И вот эту-то реальность, которая и телесна, и осмысленна, Делез называет "сбором" (фр. – agencement, англ. – assemblage, слово вклю­чает значения действия и результата). Вернее, сбор – это "единица" реальности. То, что "собирается", – это желание. Желание не является потребностью, не обусловлено "нехваткой". Нехватка может ощущаться в отношении сбора, который не включает данного индивида, но желать он может только в результате сбора, который его включает (нехватка от­носится к позитивности желания, а не желание – к негативности нех­ватки). Таким образом, желание не находится внутри субъекта, как не­кая природная данность, но и не обусловлено общественно-исторически внеположным объектом, а выражает всегда направленное вовне отношение между тем, что "собирается" в желании. Желание – производство реаль­ности, она "есть продукт пассивных синтезов желания" [15.91]. Реальность, как и смысл, это то, что производится, а не то, что дано.

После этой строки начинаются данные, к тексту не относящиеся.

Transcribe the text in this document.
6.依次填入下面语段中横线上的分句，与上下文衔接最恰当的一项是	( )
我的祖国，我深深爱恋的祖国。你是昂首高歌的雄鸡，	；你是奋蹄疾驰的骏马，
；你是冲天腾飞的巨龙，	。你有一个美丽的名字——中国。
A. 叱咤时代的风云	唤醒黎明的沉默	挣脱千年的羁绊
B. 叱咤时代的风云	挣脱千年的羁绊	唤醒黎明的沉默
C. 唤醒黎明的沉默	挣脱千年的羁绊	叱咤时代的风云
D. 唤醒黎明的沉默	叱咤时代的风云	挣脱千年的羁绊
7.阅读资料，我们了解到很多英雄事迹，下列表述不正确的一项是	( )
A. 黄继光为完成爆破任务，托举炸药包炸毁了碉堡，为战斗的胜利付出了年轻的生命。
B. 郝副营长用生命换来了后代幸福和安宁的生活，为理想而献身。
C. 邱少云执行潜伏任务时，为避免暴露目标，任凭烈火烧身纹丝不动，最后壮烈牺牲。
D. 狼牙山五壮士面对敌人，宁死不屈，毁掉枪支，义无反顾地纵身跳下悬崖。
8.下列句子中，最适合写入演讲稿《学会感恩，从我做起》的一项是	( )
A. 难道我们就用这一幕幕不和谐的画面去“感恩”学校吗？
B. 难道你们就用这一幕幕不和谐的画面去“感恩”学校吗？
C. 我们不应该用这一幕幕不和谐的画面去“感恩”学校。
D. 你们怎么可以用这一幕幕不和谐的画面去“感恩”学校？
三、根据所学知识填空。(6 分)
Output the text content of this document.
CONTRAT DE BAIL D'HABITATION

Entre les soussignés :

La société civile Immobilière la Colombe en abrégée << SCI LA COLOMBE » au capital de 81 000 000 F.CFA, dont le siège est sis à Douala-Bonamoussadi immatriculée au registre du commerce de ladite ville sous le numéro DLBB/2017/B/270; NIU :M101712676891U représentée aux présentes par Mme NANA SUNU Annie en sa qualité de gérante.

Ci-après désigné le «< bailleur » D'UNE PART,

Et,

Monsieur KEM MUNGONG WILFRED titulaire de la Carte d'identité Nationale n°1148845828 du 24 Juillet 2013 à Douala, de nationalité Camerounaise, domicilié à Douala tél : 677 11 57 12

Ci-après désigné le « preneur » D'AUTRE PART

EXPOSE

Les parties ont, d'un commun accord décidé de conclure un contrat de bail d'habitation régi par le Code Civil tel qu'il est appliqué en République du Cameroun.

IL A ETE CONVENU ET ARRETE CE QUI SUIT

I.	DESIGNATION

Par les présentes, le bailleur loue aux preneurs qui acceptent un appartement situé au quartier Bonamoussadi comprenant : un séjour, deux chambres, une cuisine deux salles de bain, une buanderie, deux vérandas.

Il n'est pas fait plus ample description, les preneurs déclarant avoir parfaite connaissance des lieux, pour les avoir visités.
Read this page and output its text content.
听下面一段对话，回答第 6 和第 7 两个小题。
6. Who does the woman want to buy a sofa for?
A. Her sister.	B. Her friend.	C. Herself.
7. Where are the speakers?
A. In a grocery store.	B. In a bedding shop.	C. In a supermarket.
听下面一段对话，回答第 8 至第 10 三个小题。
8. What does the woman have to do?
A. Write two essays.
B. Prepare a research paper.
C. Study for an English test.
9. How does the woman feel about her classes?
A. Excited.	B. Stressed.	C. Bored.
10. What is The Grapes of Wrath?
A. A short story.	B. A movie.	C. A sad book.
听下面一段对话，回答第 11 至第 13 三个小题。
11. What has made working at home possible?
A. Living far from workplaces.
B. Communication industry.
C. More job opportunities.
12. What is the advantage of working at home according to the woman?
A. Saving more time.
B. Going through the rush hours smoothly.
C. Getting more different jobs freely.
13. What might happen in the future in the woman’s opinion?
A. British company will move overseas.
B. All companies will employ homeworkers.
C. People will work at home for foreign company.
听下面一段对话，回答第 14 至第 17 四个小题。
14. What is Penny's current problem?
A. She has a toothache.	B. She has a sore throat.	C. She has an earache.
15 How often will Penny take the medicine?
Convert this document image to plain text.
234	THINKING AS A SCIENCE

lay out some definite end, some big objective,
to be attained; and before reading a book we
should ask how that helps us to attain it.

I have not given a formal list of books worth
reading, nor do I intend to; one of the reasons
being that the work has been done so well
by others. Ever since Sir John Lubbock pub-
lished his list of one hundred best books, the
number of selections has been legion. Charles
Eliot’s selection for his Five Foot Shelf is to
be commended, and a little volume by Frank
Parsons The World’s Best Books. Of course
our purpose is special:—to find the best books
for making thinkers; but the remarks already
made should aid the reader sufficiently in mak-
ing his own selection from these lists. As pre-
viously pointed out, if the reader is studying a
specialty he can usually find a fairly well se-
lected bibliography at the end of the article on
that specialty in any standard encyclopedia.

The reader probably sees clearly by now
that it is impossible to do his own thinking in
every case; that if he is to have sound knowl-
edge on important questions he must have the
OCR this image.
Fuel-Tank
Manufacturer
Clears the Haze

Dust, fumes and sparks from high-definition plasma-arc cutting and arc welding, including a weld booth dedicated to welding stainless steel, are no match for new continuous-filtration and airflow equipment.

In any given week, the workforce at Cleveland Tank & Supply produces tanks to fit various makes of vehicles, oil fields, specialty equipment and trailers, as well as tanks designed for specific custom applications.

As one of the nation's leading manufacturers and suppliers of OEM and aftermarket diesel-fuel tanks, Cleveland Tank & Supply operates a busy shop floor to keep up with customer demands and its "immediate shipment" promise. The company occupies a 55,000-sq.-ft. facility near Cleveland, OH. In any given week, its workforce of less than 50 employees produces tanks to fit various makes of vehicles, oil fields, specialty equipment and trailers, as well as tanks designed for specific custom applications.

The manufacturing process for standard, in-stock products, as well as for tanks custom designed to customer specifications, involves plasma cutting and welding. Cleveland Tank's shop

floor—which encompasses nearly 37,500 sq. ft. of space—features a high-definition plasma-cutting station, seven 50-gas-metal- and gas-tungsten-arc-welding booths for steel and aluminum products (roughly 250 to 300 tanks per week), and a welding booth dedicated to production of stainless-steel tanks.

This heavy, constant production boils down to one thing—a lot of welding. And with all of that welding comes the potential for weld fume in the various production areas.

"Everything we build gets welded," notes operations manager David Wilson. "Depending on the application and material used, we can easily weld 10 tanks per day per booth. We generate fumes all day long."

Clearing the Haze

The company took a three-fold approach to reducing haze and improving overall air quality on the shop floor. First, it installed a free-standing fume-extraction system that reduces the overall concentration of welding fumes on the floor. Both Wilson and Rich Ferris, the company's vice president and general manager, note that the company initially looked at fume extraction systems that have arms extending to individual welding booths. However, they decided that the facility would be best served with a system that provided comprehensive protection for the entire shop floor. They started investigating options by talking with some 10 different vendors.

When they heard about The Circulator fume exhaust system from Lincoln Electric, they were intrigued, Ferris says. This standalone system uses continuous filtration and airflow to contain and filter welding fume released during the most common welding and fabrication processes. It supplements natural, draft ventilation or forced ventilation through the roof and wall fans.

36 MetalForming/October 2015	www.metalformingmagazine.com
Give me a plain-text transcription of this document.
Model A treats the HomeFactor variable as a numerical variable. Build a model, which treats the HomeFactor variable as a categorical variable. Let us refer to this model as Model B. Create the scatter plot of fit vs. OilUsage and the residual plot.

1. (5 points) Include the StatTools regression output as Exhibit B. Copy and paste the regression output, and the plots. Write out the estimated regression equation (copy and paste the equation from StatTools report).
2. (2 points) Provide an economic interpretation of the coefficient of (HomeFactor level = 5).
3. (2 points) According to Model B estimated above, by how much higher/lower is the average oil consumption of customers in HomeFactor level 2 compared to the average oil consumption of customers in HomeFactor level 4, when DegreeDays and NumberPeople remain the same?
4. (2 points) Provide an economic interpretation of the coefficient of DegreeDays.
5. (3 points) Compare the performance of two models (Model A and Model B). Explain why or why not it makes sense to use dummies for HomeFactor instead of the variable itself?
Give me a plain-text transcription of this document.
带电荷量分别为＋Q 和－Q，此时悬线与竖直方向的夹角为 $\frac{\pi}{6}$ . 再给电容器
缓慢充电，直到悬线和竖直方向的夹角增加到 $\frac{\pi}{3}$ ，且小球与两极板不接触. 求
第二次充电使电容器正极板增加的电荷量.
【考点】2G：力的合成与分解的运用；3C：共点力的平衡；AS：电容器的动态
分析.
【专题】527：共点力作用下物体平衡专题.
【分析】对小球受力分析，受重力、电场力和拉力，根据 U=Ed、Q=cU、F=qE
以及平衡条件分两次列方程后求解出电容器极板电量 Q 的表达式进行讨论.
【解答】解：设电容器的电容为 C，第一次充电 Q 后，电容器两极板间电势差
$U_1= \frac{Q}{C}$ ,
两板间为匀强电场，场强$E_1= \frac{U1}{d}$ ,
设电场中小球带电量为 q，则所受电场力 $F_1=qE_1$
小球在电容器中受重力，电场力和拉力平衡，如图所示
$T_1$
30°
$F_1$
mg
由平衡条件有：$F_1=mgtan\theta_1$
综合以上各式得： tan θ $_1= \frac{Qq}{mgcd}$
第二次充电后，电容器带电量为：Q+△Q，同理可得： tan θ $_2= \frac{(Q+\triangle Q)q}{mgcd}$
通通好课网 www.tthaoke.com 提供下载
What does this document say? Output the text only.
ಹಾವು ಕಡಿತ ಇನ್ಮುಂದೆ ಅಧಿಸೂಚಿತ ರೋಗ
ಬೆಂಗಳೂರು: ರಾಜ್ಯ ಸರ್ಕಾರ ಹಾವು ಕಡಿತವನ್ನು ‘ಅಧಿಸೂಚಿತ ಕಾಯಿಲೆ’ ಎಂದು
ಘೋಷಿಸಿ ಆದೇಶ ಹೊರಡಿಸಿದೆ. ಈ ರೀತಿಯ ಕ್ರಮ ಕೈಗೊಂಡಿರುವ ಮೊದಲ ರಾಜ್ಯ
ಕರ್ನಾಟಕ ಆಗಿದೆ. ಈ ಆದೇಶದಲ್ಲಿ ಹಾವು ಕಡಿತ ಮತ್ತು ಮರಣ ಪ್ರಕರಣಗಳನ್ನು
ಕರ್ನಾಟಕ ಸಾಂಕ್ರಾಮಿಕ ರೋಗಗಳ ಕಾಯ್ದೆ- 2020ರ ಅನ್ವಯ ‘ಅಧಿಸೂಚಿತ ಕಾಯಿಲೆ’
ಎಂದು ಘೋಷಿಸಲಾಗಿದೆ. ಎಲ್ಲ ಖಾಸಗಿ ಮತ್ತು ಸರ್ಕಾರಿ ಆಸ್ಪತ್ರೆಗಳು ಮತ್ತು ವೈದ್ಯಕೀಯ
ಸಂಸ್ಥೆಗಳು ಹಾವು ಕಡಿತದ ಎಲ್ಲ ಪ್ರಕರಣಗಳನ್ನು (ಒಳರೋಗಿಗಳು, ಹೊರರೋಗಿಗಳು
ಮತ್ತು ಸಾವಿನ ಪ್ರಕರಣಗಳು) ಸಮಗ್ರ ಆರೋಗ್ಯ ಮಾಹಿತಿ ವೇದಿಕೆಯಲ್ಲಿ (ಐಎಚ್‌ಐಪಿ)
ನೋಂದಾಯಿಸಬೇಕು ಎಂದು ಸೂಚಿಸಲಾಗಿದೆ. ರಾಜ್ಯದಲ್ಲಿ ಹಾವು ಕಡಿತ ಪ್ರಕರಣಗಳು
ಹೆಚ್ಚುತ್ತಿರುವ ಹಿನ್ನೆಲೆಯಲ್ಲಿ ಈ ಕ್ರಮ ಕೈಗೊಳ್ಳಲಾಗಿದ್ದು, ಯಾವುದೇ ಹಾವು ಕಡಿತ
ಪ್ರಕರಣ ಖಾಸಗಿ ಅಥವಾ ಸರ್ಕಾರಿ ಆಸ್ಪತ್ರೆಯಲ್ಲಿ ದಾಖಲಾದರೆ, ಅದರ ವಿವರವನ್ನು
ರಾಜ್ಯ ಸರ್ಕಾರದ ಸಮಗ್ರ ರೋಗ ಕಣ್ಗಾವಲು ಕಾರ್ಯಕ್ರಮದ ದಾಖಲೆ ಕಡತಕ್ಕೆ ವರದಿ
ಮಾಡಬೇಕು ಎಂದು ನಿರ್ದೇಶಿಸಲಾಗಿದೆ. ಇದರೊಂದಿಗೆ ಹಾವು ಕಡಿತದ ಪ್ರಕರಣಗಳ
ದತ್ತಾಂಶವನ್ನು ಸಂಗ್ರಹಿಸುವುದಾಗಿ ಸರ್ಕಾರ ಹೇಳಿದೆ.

Например, для художника или писателя реальным является именно творчество, а не обстоятельства их "личной жизни" (позиция автора). При этом "желающее производство" безразлично к противопоставлению "природы и общества". Желание, производя реальное, производит и социальное. Компоненты, собирающие желание, гетерогенны, разнородны. Единство заключается только в совместном функционировании: речь идет о сою­зах, а не о родственных связях, не о преемственностях или наследс­твенностях, а о заражении, эпидемии, разносимой ветром (вспомним "вихрь" древних...). Примеры с лошадью и клещем, о которых шла речь, иллюстрируют именно сбор как способ бытия.

 

Сбор и структура: что общего?

Если мир рассматривается в событиях, то производство смысла (ибо в этом случае смысл – то, что производится, а не открывается в некоем истоке: эффект на поверхности, неразрывно связанный с нонсенсом) в мире «происходит посредством резонанса несоизмеримостей – точки зрения с точкой зрения; смещения перспектив; дифференциации различий». СТРУКТУРА включает в себя свод идеальных событий как собственную внутреннюю историю. Вот как это происходит: даны две разнородные серии, означающая и означаемая; каждая из серий задается терминами, существующими только посредством отношений, поддерживаемых между ними; значимости таких отношений соответствуют особые события – сингулярности, которые можно выделить внутри структуры. Структура включает в себя два распределения сингулярных точек, соответствующих базовым сериям: например, если серия включает в себя "персонажей", то это история, которая соединяет все сингулярные точки, соответствующие взаимным положениям персонажей в этих двух сериях. Принцип эмиссии сингулярностей состоит в схождении двух разнородных серий к парадоксальному элементу, выступающему в качестве их "различителя". Этот парадоксальный элемент, случайная точка, непрестанно циркулирует по обеим сериям сразу, ей, как говорит Лакан, не достает своего места. Эта инстанция присутствует в качестве избытка в одной серии, которую она задает как означающую, и в качестве недостатка – в другой, которую она задает как означаемую. Но избыток ее – это ничто иное, как чрезвычайно подвижное пустое место, а недостаток в другой серии – это стремительно перемещающаяся сверхштатная пешка или "пассажир без места". Мы имеем здесь дело со значимостью, самой по себе лишенной смысла и, следовательно, способной принять на себя любой смысл (например, в рассказе Р. Брэдбери «Чепушинка» изобретается некая машинка, "материализующая" "денотаты" таких часто употребляемых "эсотерических" слов, как "ерундовина", "дюндик", "штучка-дрючка", "это самое"; эти предметы способны выполнять все функции, которые только могут подразумеваться их обозначением). Данный элемент осуществляет распределение сингулярных точек в двух сериях, обеспечивает их коммуникацию и ветвление (дизъюнктивный синтез); обеспечивает наделение смыслом как означающей, так и означаемой серии: смысл нельзя смешивать со значением (сигнификацией), – он, скорее, атрибут, который определяет означающее и означаемое как таковые.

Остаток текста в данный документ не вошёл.